# HELP!!! WHAT IS THIS & HOW DO I KILL IT?!!



## Justice911 (Jun 1, 2019)

I live in Middletown, Delaware, which is between Baltimore and Philadelphia. Can someone please tell me what kind of weed this is AND how do I kill it? This is the second season, now, that this has emerged. And now it is spreading.


----------



## Spammage (Apr 30, 2017)

#1 is hairy bittercress, and #3 and the last are henbit. I'm not sure about the others, but some 2, 4-d should take care of all of it.


----------



## McDiddles (Feb 24, 2020)

my guess on 2 and 4 is pineapple weed. I'd start with a 3-way product.


----------



## ScottW (Sep 16, 2019)

Hairy bittercress and henbit, and my guess on the one with the yellow flowers is butterweed, maybe. Whatever that one is, I've had it before and it was handled with common selective herbicides.
2,4-D should kill that stuff.

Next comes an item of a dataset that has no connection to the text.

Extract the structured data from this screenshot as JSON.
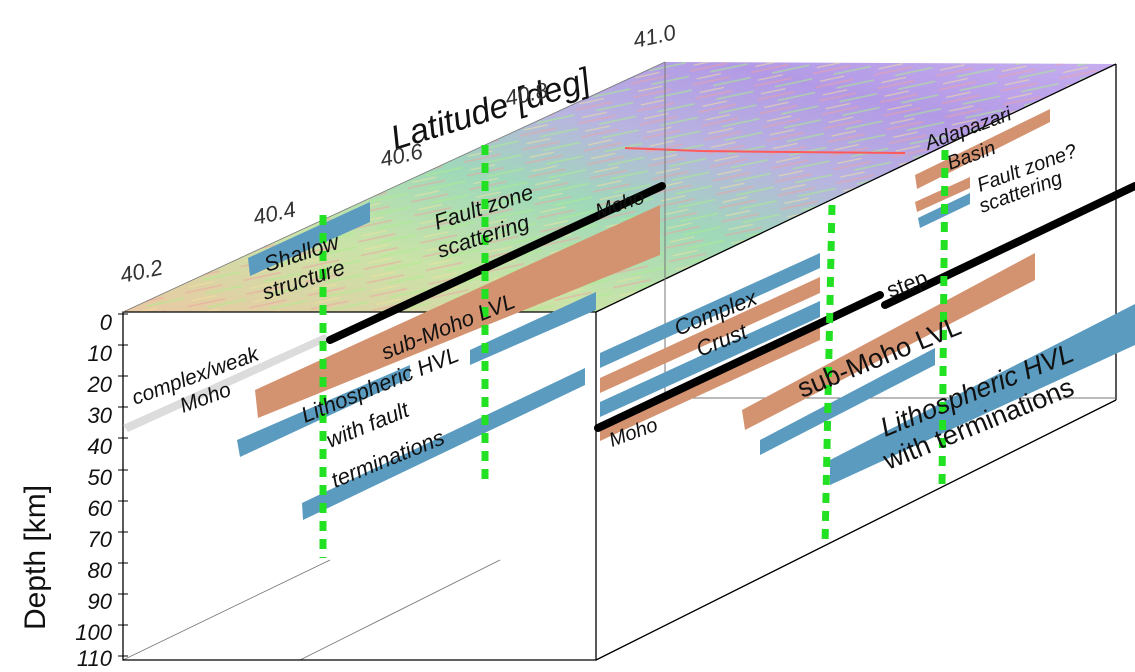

In cooler weather you'll want the ester formulation as opposed to the amine version, and it could take a few days to show effect.
The hairy bittercress you might consider hand pulling if there's a manageable amount of it, before their seed heads blow their load all over the place.

A fall pre-em treatment can help prevent a lot of these from popping up in spring, something to consider if the timing would be compatible with any fall overseed/reno plans you might have.


----------